比々多神社例祭(春の大祭)、午後に行われた渡御(とぎょ)から昨日の続きを記します。
定刻通り、神輿の供奉(ぐぶ)行列がお宮を出立(しゅったつ)しました。
残念ながら、神戸(ごうど)の行在所(あんざいしょ)に向かう途中、雨が落ちだしました。
三ノ宮・栗原(くりばら)から神戸渡しになるところで、「振奉幣之儀」(ふりほうべいのぎ)という神事を執り行います。
これは、「前立」(ぜんりつ)と呼ぶ御幣(ごへい)を神輿に振りかざして、更なる神威(しんい)の発揚(はつよう)をはかります。
この頃、境内の神楽殿(かぐらでん)では垣澤社中による「里神楽」(さとかぐら)の奉納が行われています。
また、多くの露店や植木市で賑わっています。
神戸の御旅所(おたびしょ)に着く頃には、降りが強くなってきました。
着御祭(ちゃくぎょさい;お着きの式)を行った後、少々休憩を取り、再び発輿祭(はつよさい;お立ちの式)の後に、お宮に向かって出発しました。
東名高速を過ぎたところから、加藤清正(三ノ宮)・熊谷直実(栗原)・先代萩の男之助(神戸)のからくり人形をのせた山車が合流。

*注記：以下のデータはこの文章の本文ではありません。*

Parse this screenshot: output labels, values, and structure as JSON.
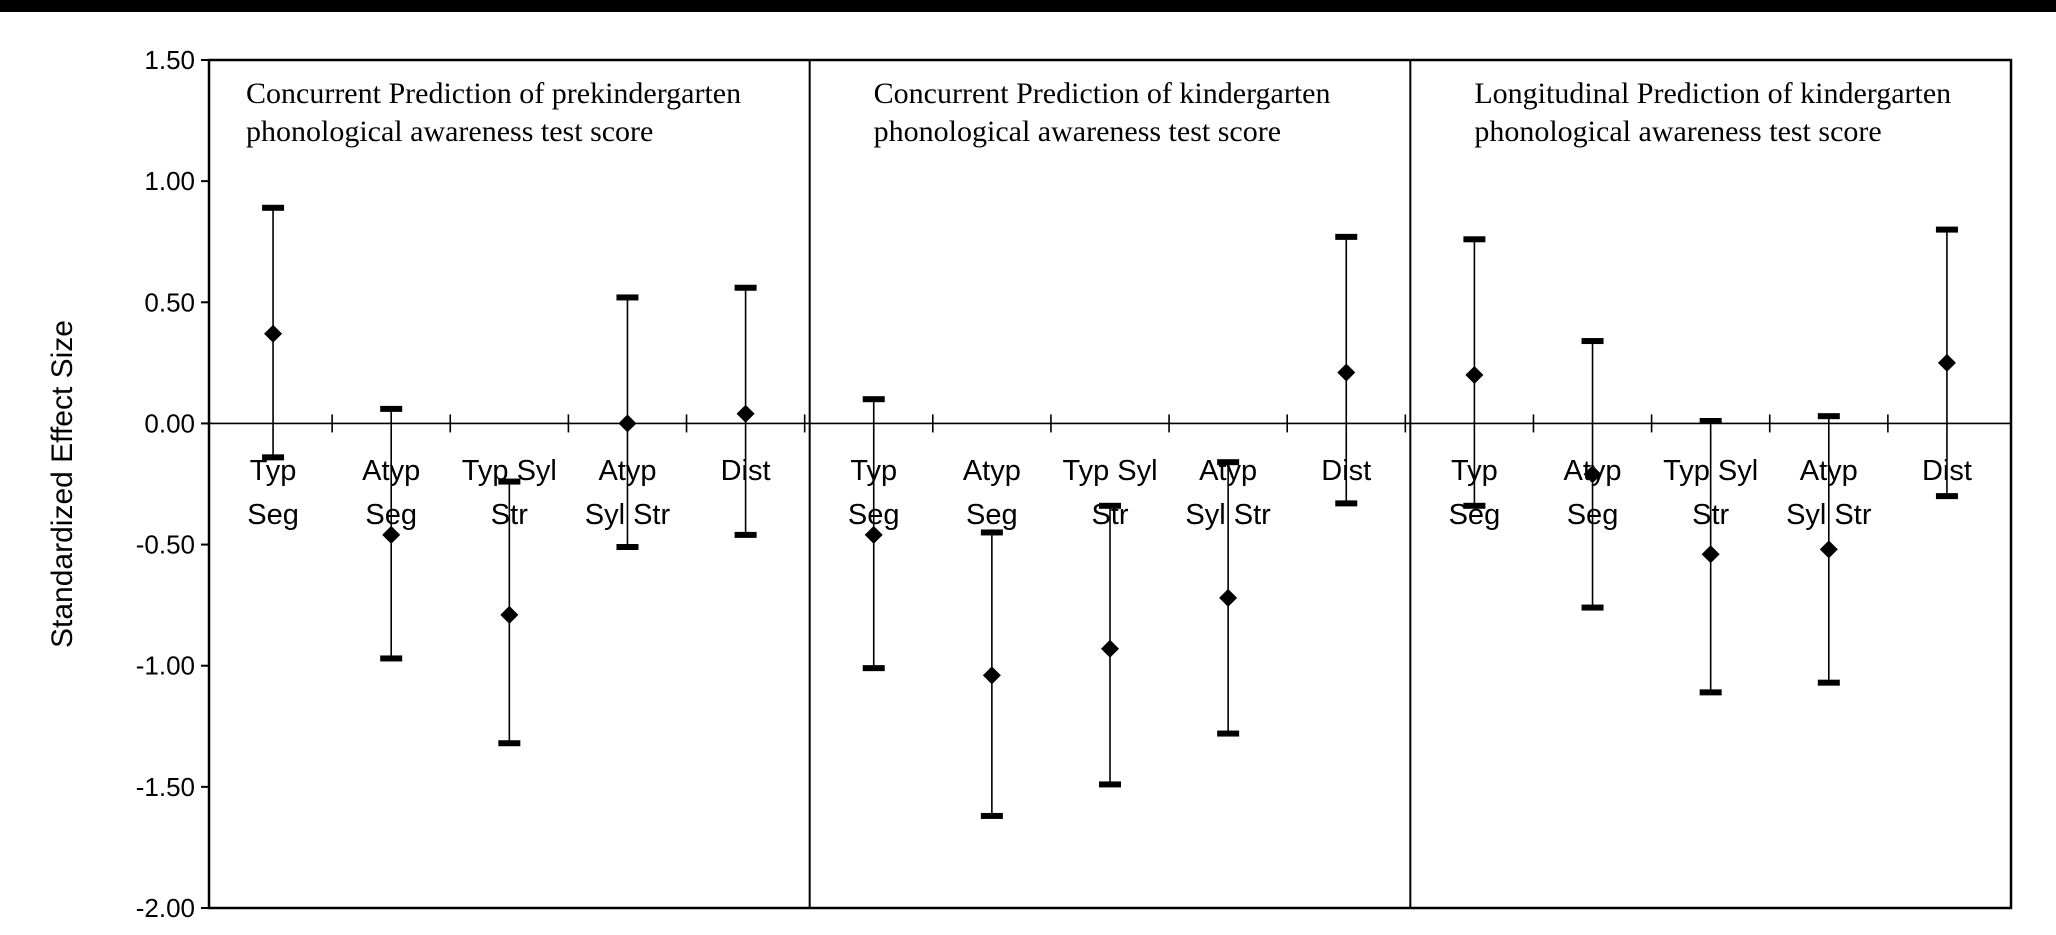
{
  "chart_data": {
    "type": "scatter",
    "ylabel": "Standardized Effect Size",
    "ylim": [
      -2.0,
      1.5
    ],
    "yticks": [
      "1.50",
      "1.00",
      "0.50",
      "0.00",
      "-0.50",
      "-1.00",
      "-1.50",
      "-2.00"
    ],
    "ytick_values": [
      1.5,
      1.0,
      0.5,
      0.0,
      -0.5,
      -1.0,
      -1.5,
      -2.0
    ],
    "grid": false,
    "colors": {
      "marker": "#000000",
      "axis": "#000000"
    },
    "panels": [
      {
        "title_lines": [
          "Concurrent Prediction of prekindergarten",
          "phonological awareness test score"
        ],
        "categories": [
          [
            "Typ",
            "Seg"
          ],
          [
            "Atyp",
            "Seg"
          ],
          [
            "Typ Syl",
            "Str"
          ],
          [
            "Atyp",
            "Syl Str"
          ],
          [
            "Dist"
          ]
        ],
        "points": [
          {
            "y": 0.37,
            "low": -0.14,
            "high": 0.89
          },
          {
            "y": -0.46,
            "low": -0.97,
            "high": 0.06
          },
          {
            "y": -0.79,
            "low": -1.32,
            "high": -0.24
          },
          {
            "y": 0.0,
            "low": -0.51,
            "high": 0.52
          },
          {
            "y": 0.04,
            "low": -0.46,
            "high": 0.56
          }
        ]
      },
      {
        "title_lines": [
          "Concurrent Prediction of kindergarten",
          "phonological awareness test score"
        ],
        "categories": [
          [
            "Typ",
            "Seg"
          ],
          [
            "Atyp",
            "Seg"
          ],
          [
            "Typ Syl",
            "Str"
          ],
          [
            "Atyp",
            "Syl Str"
          ],
          [
            "Dist"
          ]
        ],
        "points": [
          {
            "y": -0.46,
            "low": -1.01,
            "high": 0.1
          },
          {
            "y": -1.04,
            "low": -1.62,
            "high": -0.45
          },
          {
            "y": -0.93,
            "low": -1.49,
            "high": -0.34
          },
          {
            "y": -0.72,
            "low": -1.28,
            "high": -0.16
          },
          {
            "y": 0.21,
            "low": -0.33,
            "high": 0.77
          }
        ]
      },
      {
        "title_lines": [
          "Longitudinal Prediction of kindergarten",
          "phonological awareness test score"
        ],
        "categories": [
          [
            "Typ",
            "Seg"
          ],
          [
            "Atyp",
            "Seg"
          ],
          [
            "Typ Syl",
            "Str"
          ],
          [
            "Atyp",
            "Syl Str"
          ],
          [
            "Dist"
          ]
        ],
        "points": [
          {
            "y": 0.2,
            "low": -0.34,
            "high": 0.76
          },
          {
            "y": -0.21,
            "low": -0.76,
            "high": 0.34
          },
          {
            "y": -0.54,
            "low": -1.11,
            "high": 0.01
          },
          {
            "y": -0.52,
            "low": -1.07,
            "high": 0.03
          },
          {
            "y": 0.25,
            "low": -0.3,
            "high": 0.8
          }
        ]
      }
    ]
  }
}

東名高速がつくられてからは、山車の高さの方が高いため、やむなく今の所から山車が出るようになりました。
山車には神さまが降臨(こうりん)するため、その昔は各字(かくあざ)が高さを競ってより高くしていました。その頂きには御幣が立てられました。
宮入りの頃には賑わいも一段と大きくなり、神輿・山車が連なってなんともいえぬ光景です。
神さまの神霊(みたま)をすぐに本殿へとお遷(うつ)しし、無事鎮座したことを寿(ことほ)いで、神霊分け、福分けの行事である粽(ちまき)行事を執り行います。
神戸・栗原・三ノ宮の青年会長が粽の詰まった俵を参道で頭上に掲げもち、俵が3つ揃ったところで放り上げます。
各会員がかたまりとなって繰り返し放り上げるうちに俵の縄がほどけ、その途端に中に入った粽を “ 散り撒く ” ように四方八方へ撒きます。当社では、この動態から「ちまき」というと伝えられています。
雨に濡れながらも、青年の熱気や迫力に、自然と笑顔がもれました。
一体となるおまつりの醍醐味(だいごみ)です。
伝統のおまつりの重みをしっかりと感じながら、今年もその一頁を重ねられたことの幸せに酔いしれました。